Here are some interesting excerpts from the article Jobs, News and Views for All of Higher Education - Inside Higher Ed :: Geography Emerges in Distance Ed. I find the commentary to be relevant and interesting. I'm not sure that all of it is irrefutable, but it is insightful.

"the idea that learning online renders geography irrelevant is challenged by trends in survey data. Two-thirds of the 2,033 representative survey respondents — all interested in online education over the next several years — preferred to enroll in online programs located in their state, but only 47 percent had done so; the rest were enrolled in institutions located elsewhere. The report points to that finding as a signal that better-tailored programs and improved marketing could exploit a market demand for localized online education that hasn’t entirely been filled. Although Eduventures makes its full reports available only to paying members, charts provided to Inside Higher Ed point to a correlation between living in larger communities and a desire for online providers that are based locally."
"A reluctance among potential students to embrace the concept of online education could also come from the way it’s often been marketed: as a convenience to busy adult learners with families and jobs. Much of the growth of online learning comes from people for whom the option is merely their second preference. If institutions start to move away from that definition of themselves, Garrett (Richard Garrett, a senior analyst at Eduventures) said, they might become more open to different kinds of students — for example, younger students who have fewer qualms about learning online."

There were also some comments posted by readers which make salient points. Here are a couple of samples:

People tend to chose what’s familiar to them, and local is more familiar that a program in another state or half way around the world. Some of the most venerated, well-established distance learning programs in the world, for example, the University of London’s External Programme, which has been around for a about a century and a half, learned this lesson long ago, and have a network of local providers in far-flung corners of the world teaching U of L curriculum. The University of Phoenix’s success is built on the principle of local provision, which makes distance learning not so distant — in fact, it’s just around the corner. [Richard Hesel, at 11:00 am EST on November 28, 2007]

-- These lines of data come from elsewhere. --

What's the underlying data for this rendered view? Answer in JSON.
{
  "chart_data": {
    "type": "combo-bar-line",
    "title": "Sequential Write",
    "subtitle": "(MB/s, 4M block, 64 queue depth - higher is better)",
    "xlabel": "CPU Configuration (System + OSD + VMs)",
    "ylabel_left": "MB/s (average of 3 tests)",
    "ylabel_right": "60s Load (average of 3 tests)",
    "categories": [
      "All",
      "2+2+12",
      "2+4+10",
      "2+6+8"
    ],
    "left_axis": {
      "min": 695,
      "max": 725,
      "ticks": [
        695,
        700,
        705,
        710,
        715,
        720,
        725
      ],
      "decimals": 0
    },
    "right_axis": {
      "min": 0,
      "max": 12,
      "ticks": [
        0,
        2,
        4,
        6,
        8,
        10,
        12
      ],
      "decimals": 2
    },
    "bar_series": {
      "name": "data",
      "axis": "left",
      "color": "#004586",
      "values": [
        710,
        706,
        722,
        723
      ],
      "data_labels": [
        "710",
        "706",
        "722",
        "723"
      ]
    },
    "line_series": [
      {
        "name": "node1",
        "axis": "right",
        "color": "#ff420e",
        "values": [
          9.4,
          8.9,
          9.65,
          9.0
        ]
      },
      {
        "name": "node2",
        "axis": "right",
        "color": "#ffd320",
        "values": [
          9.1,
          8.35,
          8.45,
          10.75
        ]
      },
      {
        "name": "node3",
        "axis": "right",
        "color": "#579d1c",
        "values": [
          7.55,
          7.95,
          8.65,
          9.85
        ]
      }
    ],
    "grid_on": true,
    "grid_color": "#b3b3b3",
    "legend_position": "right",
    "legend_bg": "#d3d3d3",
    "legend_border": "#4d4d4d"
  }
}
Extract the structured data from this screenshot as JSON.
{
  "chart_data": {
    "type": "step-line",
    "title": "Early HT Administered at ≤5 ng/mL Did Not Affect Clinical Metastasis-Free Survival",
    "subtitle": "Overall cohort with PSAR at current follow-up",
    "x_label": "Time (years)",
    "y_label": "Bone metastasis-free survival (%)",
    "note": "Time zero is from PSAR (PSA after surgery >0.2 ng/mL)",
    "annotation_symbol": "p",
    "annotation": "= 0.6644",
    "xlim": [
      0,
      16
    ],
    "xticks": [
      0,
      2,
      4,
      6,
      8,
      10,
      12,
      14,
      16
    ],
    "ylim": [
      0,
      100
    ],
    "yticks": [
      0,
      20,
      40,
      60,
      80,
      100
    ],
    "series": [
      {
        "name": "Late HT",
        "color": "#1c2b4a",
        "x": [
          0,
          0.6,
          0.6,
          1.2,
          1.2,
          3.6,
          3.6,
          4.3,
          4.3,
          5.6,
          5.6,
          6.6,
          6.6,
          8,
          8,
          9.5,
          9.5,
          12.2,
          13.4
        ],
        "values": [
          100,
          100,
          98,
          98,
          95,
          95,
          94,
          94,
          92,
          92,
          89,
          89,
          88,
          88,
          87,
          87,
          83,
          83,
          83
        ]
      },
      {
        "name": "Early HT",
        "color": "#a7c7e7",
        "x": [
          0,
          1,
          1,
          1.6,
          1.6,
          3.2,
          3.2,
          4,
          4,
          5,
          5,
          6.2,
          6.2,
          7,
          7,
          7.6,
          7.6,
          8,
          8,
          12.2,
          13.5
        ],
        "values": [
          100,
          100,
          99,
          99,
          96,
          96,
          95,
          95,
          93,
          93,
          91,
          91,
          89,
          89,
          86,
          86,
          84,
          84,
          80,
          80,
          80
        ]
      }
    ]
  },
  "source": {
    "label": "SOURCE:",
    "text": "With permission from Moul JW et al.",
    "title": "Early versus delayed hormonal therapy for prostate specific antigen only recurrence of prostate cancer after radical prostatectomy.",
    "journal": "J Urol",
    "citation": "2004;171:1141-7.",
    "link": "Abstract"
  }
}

Our recommendation is that universities interested in these matters concentrate their efforts on developing and managing fully blended programs and employing geo-targeted regional marketing strategies centering on their campuses. Of course these institutions must be capable of converting the geo-targeted leads effectively. This is the real challenge for most institutions. Sluggish responses to email, web, or phone inquiries with a mailed application packet is a thing of the past, practiced by schools that are already or will soon become marginalized. {Robert Tucker, President at InterEd, Inc., at 12:25 pm EST on November 28, 2007]

I find Mr. Tucker's commentary most relevant. His assertion that institutions must be able to convert geo-targeted leads squares with our own experience at TWU.